Délicieuse tarte crue végétalienne au citron

En ce moment le citron j’adore ça. J’ai d’ailleurs dû en presser au moins une dizaine depuis le mois de Novembre ! Au départ je cherchais une recette végane de Lemon Curd, vous savez cette délicieuse pâte à tartiner acidulée que l’on trouve beaucoup chez nos voisins anglais.

Malheureusement il y a souvent beaucoup trop de sucre et d’autres ingrédients pas très catholiques dedans, c’est pourquoi j’ai eu envie de la préparer moi-même. Du citron (beaucoup de citron !), un peu de sucre et un épaississant, ça ne doit pas être trop compliqué si ?
Après moult essais plus ou moins réussis, j’ai enfin trouvé MA recette ! Une texture crémeuse et bien acidulée, une jolie couleur vitaminée… et voici un superbe Lemon curd qu’on a envie de s’enfiler à la petite cuillère. 

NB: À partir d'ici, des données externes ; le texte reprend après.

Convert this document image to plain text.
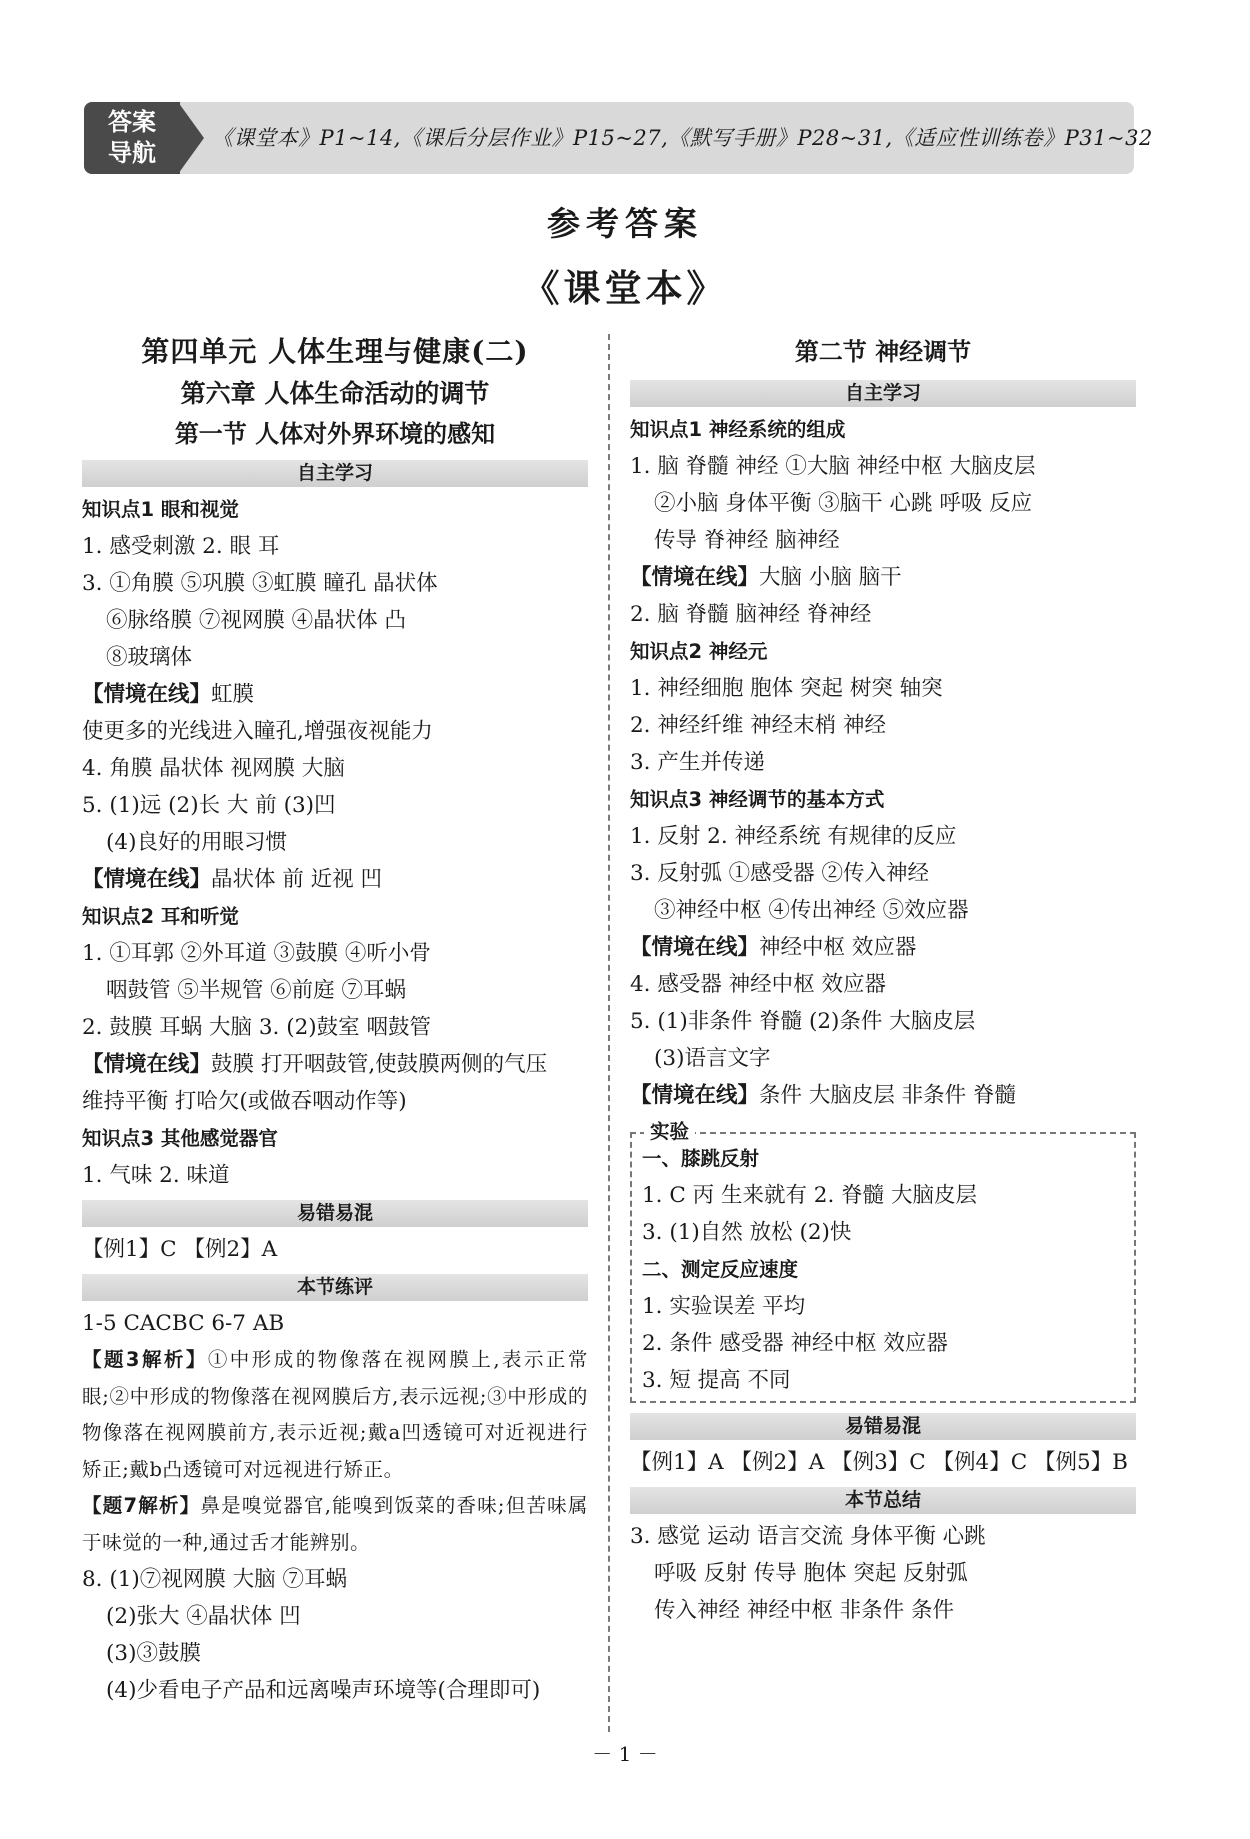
答案
导航
《课堂本》P1~14,《课后分层作业》P15~27,《默写手册》P28~31,《适应性训练卷》P31~32
参考答案
《课堂本》
第四单元 人体生理与健康(二)
第六章 人体生命活动的调节
第一节 人体对外界环境的感知
自主学习
知识点1 眼和视觉
1. 感受刺激 2. 眼 耳
3. ①角膜 ⑤巩膜 ③虹膜 瞳孔 晶状体
⑥脉络膜 ⑦视网膜 ④晶状体 凸
⑧玻璃体
【情境在线】虹膜
使更多的光线进入瞳孔,增强夜视能力
4. 角膜 晶状体 视网膜 大脑
5. (1)远 (2)长 大 前 (3)凹
(4)良好的用眼习惯
【情境在线】晶状体 前 近视 凹
知识点2 耳和听觉
1. ①耳郭 ②外耳道 ③鼓膜 ④听小骨
咽鼓管 ⑤半规管 ⑥前庭 ⑦耳蜗
2. 鼓膜 耳蜗 大脑 3. (2)鼓室 咽鼓管
【情境在线】鼓膜 打开咽鼓管,使鼓膜两侧的气压
维持平衡 打哈欠(或做吞咽动作等)
知识点3 其他感觉器官
1. 气味 2. 味道
易错易混
【例1】C 【例2】A
本节练评
1-5 CACBC 6-7 AB
【题3解析】①中形成的物像落在视网膜上,表示正常眼;②中形成的物像落在视网膜后方,表示远视;③中形成的物像落在视网膜前方,表示近视;戴a凹透镜可对近视进行矫正;戴b凸透镜可对远视进行矫正。
【题7解析】鼻是嗅觉器官,能嗅到饭菜的香味;但苦味属于味觉的一种,通过舌才能辨别。
8. (1)⑦视网膜 大脑 ⑦耳蜗
(2)张大 ④晶状体 凹
(3)③鼓膜
(4)少看电子产品和远离噪声环境等(合理即可)
第二节 神经调节
自主学习
知识点1 神经系统的组成
1. 脑 脊髓 神经 ①大脑 神经中枢 大脑皮层
②小脑 身体平衡 ③脑干 心跳 呼吸 反应
传导 脊神经 脑神经
【情境在线】大脑 小脑 脑干
2. 脑 脊髓 脑神经 脊神经
知识点2 神经元
1. 神经细胞 胞体 突起 树突 轴突
2. 神经纤维 神经末梢 神经
3. 产生并传递
知识点3 神经调节的基本方式
1. 反射 2. 神经系统 有规律的反应
3. 反射弧 ①感受器 ②传入神经
③神经中枢 ④传出神经 ⑤效应器
【情境在线】神经中枢 效应器
4. 感受器 神经中枢 效应器
5. (1)非条件 脊髓 (2)条件 大脑皮层
(3)语言文字
【情境在线】条件 大脑皮层 非条件 脊髓
实验
一、膝跳反射
1. C 丙 生来就有 2. 脊髓 大脑皮层
3. (1)自然 放松 (2)快
二、测定反应速度
1. 实验误差 平均
2. 条件 感受器 神经中枢 效应器
3. 短 提高 不同
易错易混
【例1】A 【例2】A 【例3】C 【例4】C 【例5】B
本节总结
3. 感觉 运动 语言交流 身体平衡 心跳
呼吸 反射 传导 胞体 突起 反射弧
传入神经 神经中枢 非条件 条件
－ 1 －
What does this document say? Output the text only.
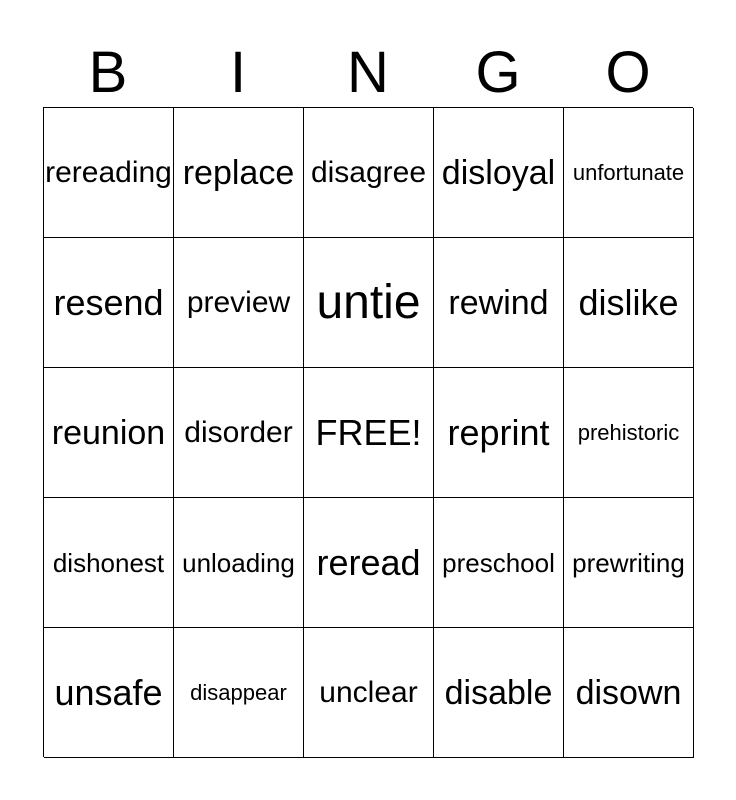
B	I	N	G	O
rereading replace disagree disloyal unfortunate
resend preview untie rewind dislike
reunion disorder FREE! reprint	prehistoric
dishonest unloading reread preschool prewriting
unsafe	disappear	unclear disable disown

Et pourquoi pas en faire une tarte ?! je me suis dit
Pour la pâte, je me suis directement inspirée de celle du super cheesecake d’Ophélie, mais sans le chocolat cette fois-ci. J’ai juste un peu modifié les proportions pour remplir un plat à tarte de 27 cm.

Pâte 

250g de flocons d’avoine
150g de poudre d’amande
6 càS de sirop d’agave
un peu d’eau pour former une boule

Mélanger tous les ingrédients, former une boule et étaler la pâte à la main directement dans le plat.
Réserver au frigo.

Lemon curd

4 beaux citrons BIO
110g de sucre roux de canne
250 mL d’eau
150g de crème de soja
6 càS de maïzena
1 belle pincée de curcuma pour la couleur

Préparation :

Presser les citrons dans une casserole, ajouter le sucre, l’eau, la crème de soja, la maïzena et bien mélanger au fouet. 
Faire chauffer à feu moyen sans cesser de remuer, ajouter le curcuma et laisser épaissir.
Verser ensuite sur la pâte et laisser au frais minimum 3h.

 

 » When Life gives you lemons, make lemonade  »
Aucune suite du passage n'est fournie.